Walker, however, has expressed doubts over whether Protect Marriage has the right to challenge his ruling if neither the attorney general nor the governor elect to do so. Both officials refused to defend Proposition 8 in Walker’s court and have since said they see no reason why gay couples should not be able to get married now.

Although he allowed the group to intervene in the trial, the judge said the appellate court would have to make its own determination that same-sex marriage opponents would be injured if gay couples could wed, a claim Walker explicitly dismissed in his decision invalidating Proposition 8.

The ban’s backers addressed the potential for such a roadblock in their emergency stay request, saying California’s strong citizen initiative law permits ballot measure proponents to defend their interests if state officials will not.

“Proponents may directly assert the state’s interest in defending the constitutionality of its laws, an interest that is indisputably sufficient to confer appellate standing,” they said.

Theodore Boutrous, a lawyer with the legal team representing same-sex couples, said that keeping Protect Marriage from moving forward with an appeal was not necessarily the top priority of the plaintiffs.

“We believe that Chief Judge Walker’s ruling last week on the merits provides a powerful record on appeal, and we want the appellate courts to address the merits of Proposition 8,” Boutrous said. “The standing issue that Chief Judge Walker identified provides another potential weapon in our arsenal that will be part of the appellate arguments.”

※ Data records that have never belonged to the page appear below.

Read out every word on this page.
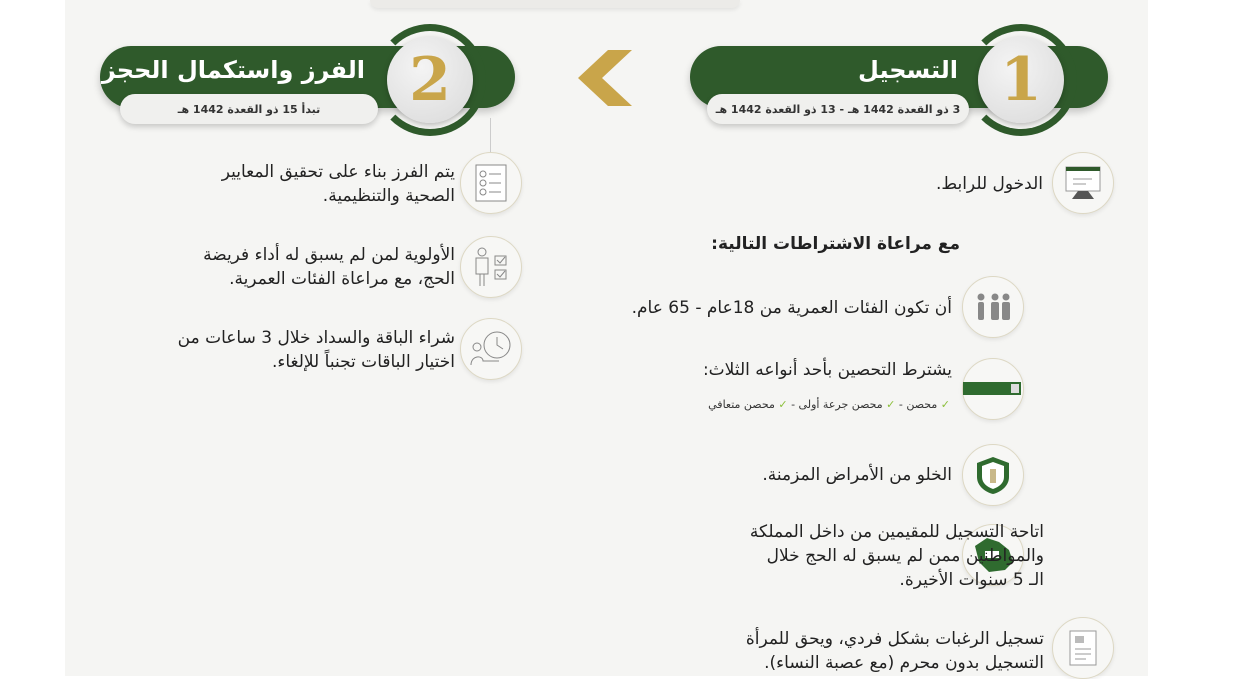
التسجيل
3 ذو القعدة 1442 هـ - 13 ذو القعدة 1442 هـ 1
الفرز واستكمال الحجز
تبدأ 15 ذو القعدة 1442 هـ	2
الدخول للرابط.
مع مراعاة الاشتراطات التالية:
أن تكون الفئات العمرية من 18عام - 65 عام.
يشترط التحصين بأحد أنواعه الثلاث:
✓ محصن - ✓ محصن جرعة أولى - ✓ محصن متعافي
الخلو من الأمراض المزمنة.
اتاحة التسجيل للمقيمين من داخل المملكة
والمواطنين ممن لم يسبق له الحج خلال
الـ 5 سنوات الأخيرة.
تسجيل الرغبات بشكل فردي، ويحق للمرأة
التسجيل بدون محرم (مع عصبة النساء).
يتم الفرز بناء على تحقيق المعايير
الصحية والتنظيمية.
الأولوية لمن لم يسبق له أداء فريضة
الحج، مع مراعاة الفئات العمرية.
شراء الباقة والسداد خلال 3 ساعات من
اختيار الباقات تجنباً للإلغاء.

California voters passed Proposition 8 as a state constitutional amendment in November 2008, five months after the California Supreme Court legalized same-sex unions and an estimated 18,000 same-sex couples already had married.

Five states — Massachusetts, Connecticut, Vermont, New Hampshire and Iowa — and the District of Columbia have legalized same-sex marriage. New York and Maryland recognize those marriages even though same-sex couples can’t wed within their borders. However, the federal government doesn’t recognize same-sex marriage, nor do the vast majority of states.